Why Invictus? Why now?
I'm not an objective party. But the world needs this kind of story nowadays. It's just&everybody's so screwed up. Nobody knows where they're heading. It seems like our country's in kind of a morbid mood, because of the recession or whatever. I think our politicians could learn a lot from Mandela.
What do you think they could learn?
About racial relationships and such. It just seems like we're making a lot of mistakes on this whole calling everybody racist. Everybody's calling everybody morons and nuts. We're becoming more juvenile as a nation. The guys who won World War II and that whole generation have disappeared, and now we have a bunch of teenage twits. People 50 years old acting like that. In Gran Torino, I play a guy who's racially offensive. But he learned.
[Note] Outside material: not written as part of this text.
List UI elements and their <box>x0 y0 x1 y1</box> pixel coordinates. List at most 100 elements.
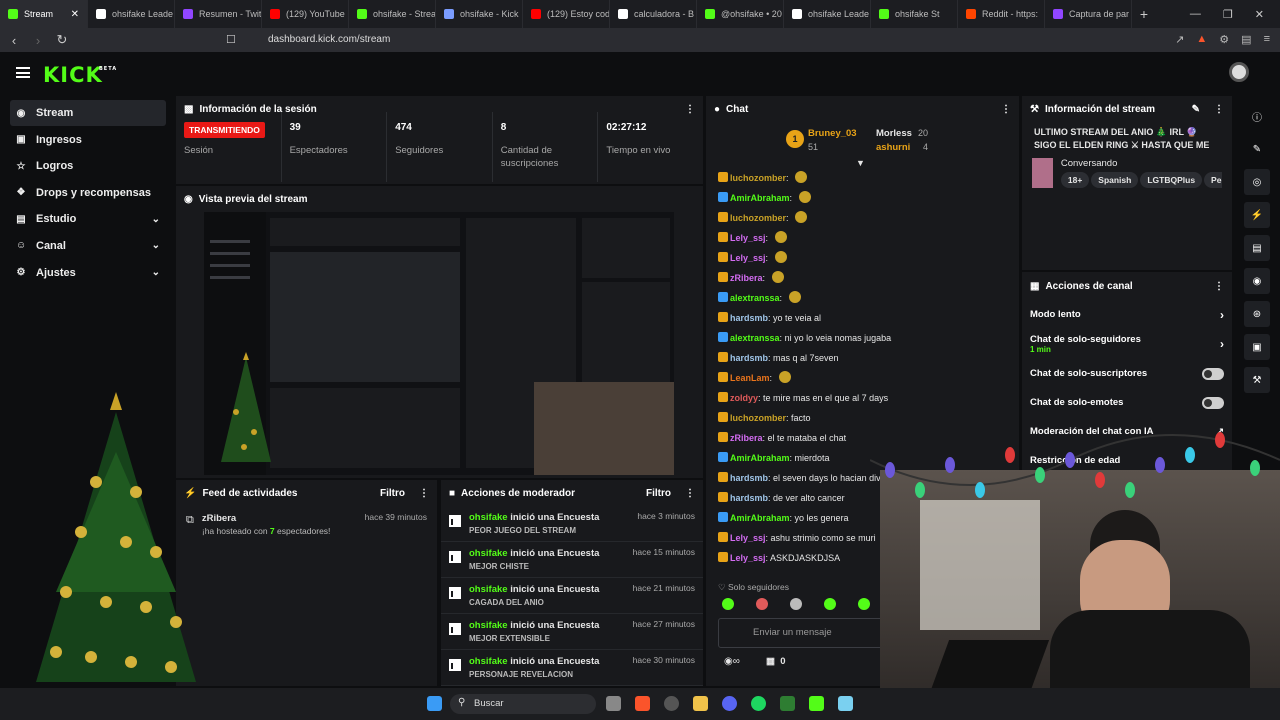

It shows that you're never too old to learn and embrace people that you don't understand to begin with. It seems like nobody else got that message, I guess.
Invictus is set in South Africa in 1995, but I think it's impossible not to see it as a metaphor for America in 2009. For instance, there's a scene where some white guys are protesting against Mandela at a rugby game. They may as well be yelling, "We want our country back!"
Mandela was so different from where we are. I mean, Mandela invites his jailer to his inauguration. But Mandela, he's in prison twenty-seven years, he had a lot of time to think. He philosophized. He came out almost as this perception, or taught perception, of what Christ would be like if he existed: a guy who would forgive.